Normal Good vs Inferior Good
If the quantity demanded of a product increases with increase in consumer income, the product is a normal good and if the quantity demanded decreases with increase in income, it is an inferior good. A normal good has positive and an inferior good has negative elasticity of demand.
Your disposal income is limited which you must spend after prioritizing your needs and wants. Food and housing are the important, a music concert or a ride in a Lamborghini not so much. Even in deciding what and where to eat, you need to look at your budget. If your income is low, you might prefer to cook yourself if that’s least costly. If there is a change in your income, you adjust your choices up or down.
If you consume more of a product if there is an increase in your income, it is called a normal good. Due to increase in your budget, you forego consumption of a good that gave you less utility and switch to the new product as it gives you more satisfaction (due to whatever reason i.e. quality, brand, etc.)
Income elasticity of demand is defined as percentage change in quantity demanded divided by percentage change income. If quantity demanded increases with increase in income, the income elasticity is a positive number. If follows that a normal good should have positive income elasticity.
Following are a few examples of a normal good:
- Luxury goods such as Lamborghinis, designer perfumes and clothes; because if there is increase in your income level, you can afford to pay for the upgrade in your social status.
- Vacations and other leisure activities; if your income is high, you can afford to take off from work, bear the travel and hotel costs, etc.
- Taxis and ride-hailing services like Uber; if you have more income, you can switch from crowded public transportation to cabs and other dedicated modes of transportation.
- Education; if your income is high, you can afford university degrees (education can also be an inferior good for some people).
- High-end restaurants; with increase in income, you can afford the luxury of expensive dine-outs
If you consume less of a product if there is an increase in your income, the product is an inferior good. If is inferior because it gives you less satisfaction and you switch to better products if your budget permits.

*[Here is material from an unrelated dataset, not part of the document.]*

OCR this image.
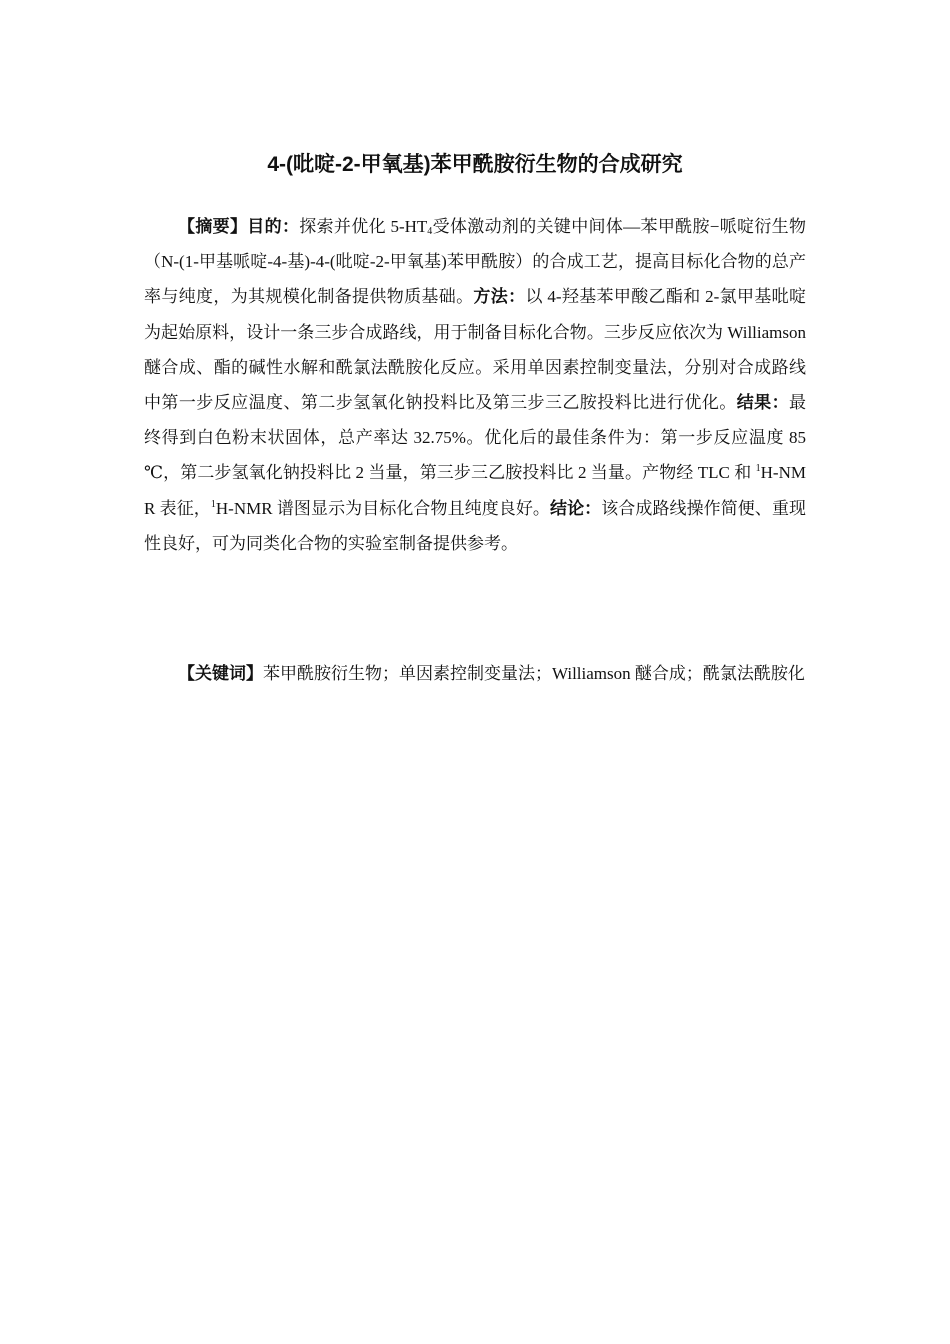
4-(吡啶-2-甲氧基)苯甲酰胺衍生物的合成研究

【摘要】目的：探索并优化 $5-HT_4$受体激动剂的关键中间体—苯甲酰胺−哌啶衍生物（N-(1-甲基哌啶-4-基)-4-(吡啶-2-甲氧基)苯甲酰胺）的合成工艺，提高目标化合物的总产率与纯度，为其规模化制备提供物质基础。方法：以 4-羟基苯甲酸乙酯和 2-氯甲基吡啶为起始原料，设计一条三步合成路线，用于制备目标化合物。三步反应依次为 Williamson 醚合成、酯的碱性水解和酰氯法酰胺化反应。采用单因素控制变量法，分别对合成路线中第一步反应温度、第二步氢氧化钠投料比及第三步三乙胺投料比进行优化。结果：最终得到白色粉末状固体，总产率达 32.75%。优化后的最佳条件为：第一步反应温度 85 ℃，第二步氢氧化钠投料比 2 当量，第三步三乙胺投料比 2 当量。产物经 TLC 和 $^1$H-NMR 表征，$^1$H-NMR 谱图显示为目标化合物且纯度良好。结论：该合成路线操作简便、重现性良好，可为同类化合物的实验室制备提供参考。

【关键词】苯甲酰胺衍生物；单因素控制变量法；Williamson 醚合成；酰氯法酰胺化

An inferior good has a negative income elasticity of demand.
Examples of inferior goods include:
- Public transportation: if your income decreases, you switch from taxis to public transport because it is less expensive.
- McDonalds (when compared to high-end eateries): because fast food outlets are less heavy on your pocket.
- Education: if you income falls, you might be inclined to pursue further education to increase your future income.
If we plot the quantity demanded on x-axis and income level on y-axis, we get an upward-sloping curve for a normal good and a downward sloping curve for an inferior good.
Understanding of a normal good and an inferior good is important because it tells us what will happen to demand for different products in booms and busts. Demand for normal goods (say Uber, Airbnb) should increase as the general income level rises and demand for inferior goods should increase if the economy is in a recession.